E sì, quando dico mamme, mi riferisco alle mamme in particolare, perché penso che questo tipo di auto-colpa sia più comunemente un'esperienza di essere una mamma invece di essere un papà. Non sto dicendo affatto che i papà non amano i loro figli alla luna e ritorno e non si sentono incredibilmente male quando qualcosa va storto.

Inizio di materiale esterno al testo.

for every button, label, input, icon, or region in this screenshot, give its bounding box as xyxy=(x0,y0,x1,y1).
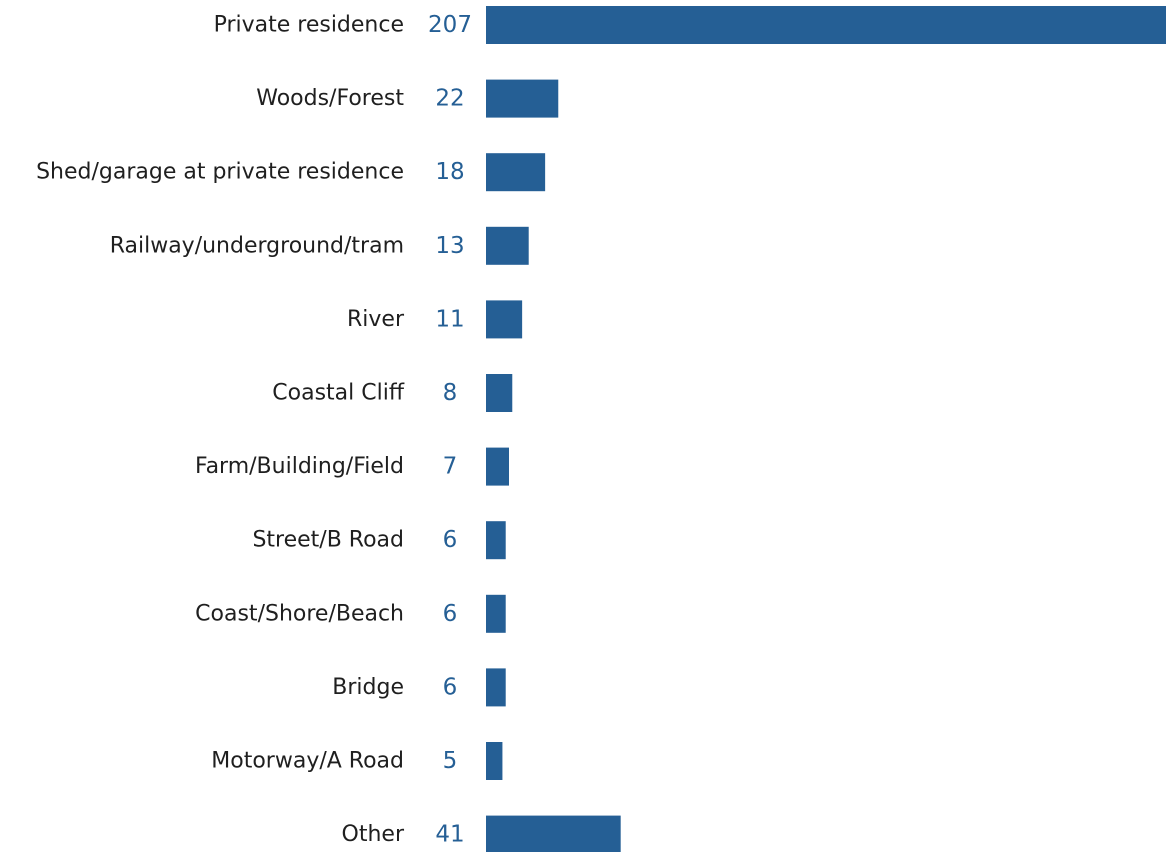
bar xyxy=(486,594,506,633)
bar xyxy=(486,521,506,560)
category-label: Woods/Forest xyxy=(256,86,404,111)
category-label: River xyxy=(347,307,405,332)
value-label: 6 xyxy=(443,674,458,700)
value-label: 13 xyxy=(435,233,464,259)
category-label: Motorway/A Road xyxy=(211,749,404,774)
value-label: 22 xyxy=(435,86,464,112)
bar-row: Coast/Shore/Beach 6 xyxy=(195,594,506,633)
bar-rows: Private residence 207 Woods/Forest 22 Shed/g… xyxy=(36,6,1166,852)
bar-row: Shed/garage at private residence 18 xyxy=(36,153,546,192)
bar-row: Woods/Forest 22 xyxy=(256,79,559,118)
category-label: Railway/underground/tram xyxy=(110,233,404,258)
bar xyxy=(486,374,513,412)
category-label: Farm/Building/Field xyxy=(195,454,404,479)
bar xyxy=(486,226,529,265)
bar xyxy=(486,815,621,852)
value-label: 8 xyxy=(443,380,458,406)
bar xyxy=(486,153,546,192)
category-label: Coastal Cliff xyxy=(272,381,405,406)
category-label: Other xyxy=(342,822,405,847)
value-label: 7 xyxy=(443,454,458,480)
value-label: 41 xyxy=(435,822,464,848)
bar xyxy=(486,668,506,707)
bar-row: River 11 xyxy=(347,300,523,339)
category-label: Bridge xyxy=(332,675,404,700)
value-label: 6 xyxy=(443,527,458,553)
value-label: 207 xyxy=(428,12,472,38)
bar-row: Farm/Building/Field 7 xyxy=(195,447,509,486)
category-label: Street/B Road xyxy=(252,528,404,553)
bar xyxy=(486,6,1166,44)
value-label: 11 xyxy=(435,306,464,332)
bar-row: Street/B Road 6 xyxy=(252,521,506,560)
bar xyxy=(486,79,559,118)
category-label: Private residence xyxy=(214,13,404,38)
bar-row: Bridge 6 xyxy=(332,668,506,707)
value-label: 18 xyxy=(435,159,464,185)
bar xyxy=(486,447,509,486)
bar-row: Motorway/A Road 5 xyxy=(211,742,503,780)
value-label: 6 xyxy=(443,601,458,627)
bar xyxy=(486,742,503,780)
category-label: Coast/Shore/Beach xyxy=(195,601,404,626)
bar-row: Other 41 xyxy=(342,815,621,852)
value-label: 5 xyxy=(443,748,458,774)
bar-row: Coastal Cliff 8 xyxy=(272,374,513,412)
category-label: Shed/garage at private residence xyxy=(36,160,404,185)
bar-row: Railway/underground/tram 13 xyxy=(110,226,529,265)
bar-row: Private residence 207 xyxy=(214,6,1166,44)
bar xyxy=(486,300,523,339)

Ma penso che sia meno probabile che i papà si incolpino così apertamente, e che il senso di colpa e l'insicurezza persistano con loro per anni... per una dannata eternità.

Sono così, così grato che non sia successo niente di peggio a mio figlio quel giorno. Credo che il mio rapido istinto e qualsiasi modo in cui avevo preparato mio figlio a fare scelte intelligenti (come non camminare in una strada) fatto proteggerlo, o almeno non peggiorare la situazione.

Tuttavia, sono abbastanza sicuro che l'esperienza vivrà sempre nelle mie ossa come uno dei miei più grandi fallimenti come mamma - uno che continuerò a rivivere ancora e ancora, chiedendomi come avrei potuto fare di meglio. Ma immagino che sia proprio ciò che significa essere una mamma, avere un pezzo del tuo cuore che cammina fuori dal tuo corpo e non sentirti mai come se potessi fare abbastanza per amarlo e proteggerlo.